Les plantations continuent et tous les types de laitue sont en récolte en Montérégie. Interventions contre les punaises en Montérégie. Dommages de vers gris en diminution en Montérégie. Pucerons en Montérégie et dans la Capitale-Nationale. Maladies variables, mais généralement faibles.
Pour la période du 10 au 16 juin, les températures de jour comme de nuit ont été chaudes, au-dessus des normales pour l’ensemble des régions. Les températures ont ensuite chuté vers le 13 juin pour se retrouver légèrement au-dessous des normales. Plusieurs régions ont connu une longue période où l’humidité relative est restée élevée. Les précipitations ont été variables selon les régions et entre les stations d’une même région. Voir la carte des précipitations. Dans certaines régions, le sol est resté humide par endroits, mais la situation n’a pas retardé le calendrier de semis et de plantation.
Dans la Capitale-Nationale, un peu de dommages de vent (étranglement au collet) sont rapportés.
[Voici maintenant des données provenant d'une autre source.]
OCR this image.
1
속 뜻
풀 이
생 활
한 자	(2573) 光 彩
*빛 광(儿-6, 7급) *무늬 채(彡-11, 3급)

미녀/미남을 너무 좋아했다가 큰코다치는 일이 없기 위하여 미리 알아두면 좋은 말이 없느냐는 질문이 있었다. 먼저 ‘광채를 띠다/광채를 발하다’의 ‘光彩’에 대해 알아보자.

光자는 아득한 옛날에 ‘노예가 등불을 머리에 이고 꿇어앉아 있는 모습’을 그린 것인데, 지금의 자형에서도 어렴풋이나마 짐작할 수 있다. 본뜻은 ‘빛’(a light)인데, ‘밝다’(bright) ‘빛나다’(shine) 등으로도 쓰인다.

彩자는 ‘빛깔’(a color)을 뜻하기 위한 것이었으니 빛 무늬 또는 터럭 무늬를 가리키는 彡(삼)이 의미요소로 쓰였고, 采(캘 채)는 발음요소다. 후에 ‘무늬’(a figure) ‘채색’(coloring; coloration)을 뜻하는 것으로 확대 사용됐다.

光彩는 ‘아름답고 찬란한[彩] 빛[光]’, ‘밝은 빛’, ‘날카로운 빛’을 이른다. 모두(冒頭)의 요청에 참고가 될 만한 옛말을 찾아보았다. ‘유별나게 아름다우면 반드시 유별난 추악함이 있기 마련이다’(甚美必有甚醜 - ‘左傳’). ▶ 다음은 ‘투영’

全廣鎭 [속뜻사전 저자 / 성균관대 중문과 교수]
AVANCEMENT DES SEMIS ET DES PLANTATIONS
Les plantations se poursuivent dans toutes les régions. Le développement est bon.
| Régions | Stade d'avancement le plus avancé |
| Capitale-Nationale | 10 feuilles |
| Chaudière-Appalaches | 10 feuilles |
| Montérégie | Récolte dans tous les types de laitues |
Les captures d’adultes de ver-gris noir sont en diminution en Montérégie et dans Lanaudière, mais restent plutôt élevées en Chaudière-Appalaches et dans la Capitale-Nationale.
Veuillez consulter la fiche technique pour plus d’information.
Avis aux intéressés, le Centre de recherche sur les grains (CÉROM) souhaite récolter des larves de vers gris, dans le cadre d’un projet de recherche.
Punaises
Les punaises étaient encore très présentes en Montérégie-Ouest dans la dernière période, particulièrement les punaises brunes adultes qui profitaient de la chaleur. Plusieurs interventions ont été effectuées, parfois avec une efficacité mitigée. La punaise brune était particulièrement difficile à déloger dans certains champs. Dans la Capitale-Nationale, les adultes de punaises brune et terne causent toujours peu de dommages et aucune intervention n’a été nécessaire.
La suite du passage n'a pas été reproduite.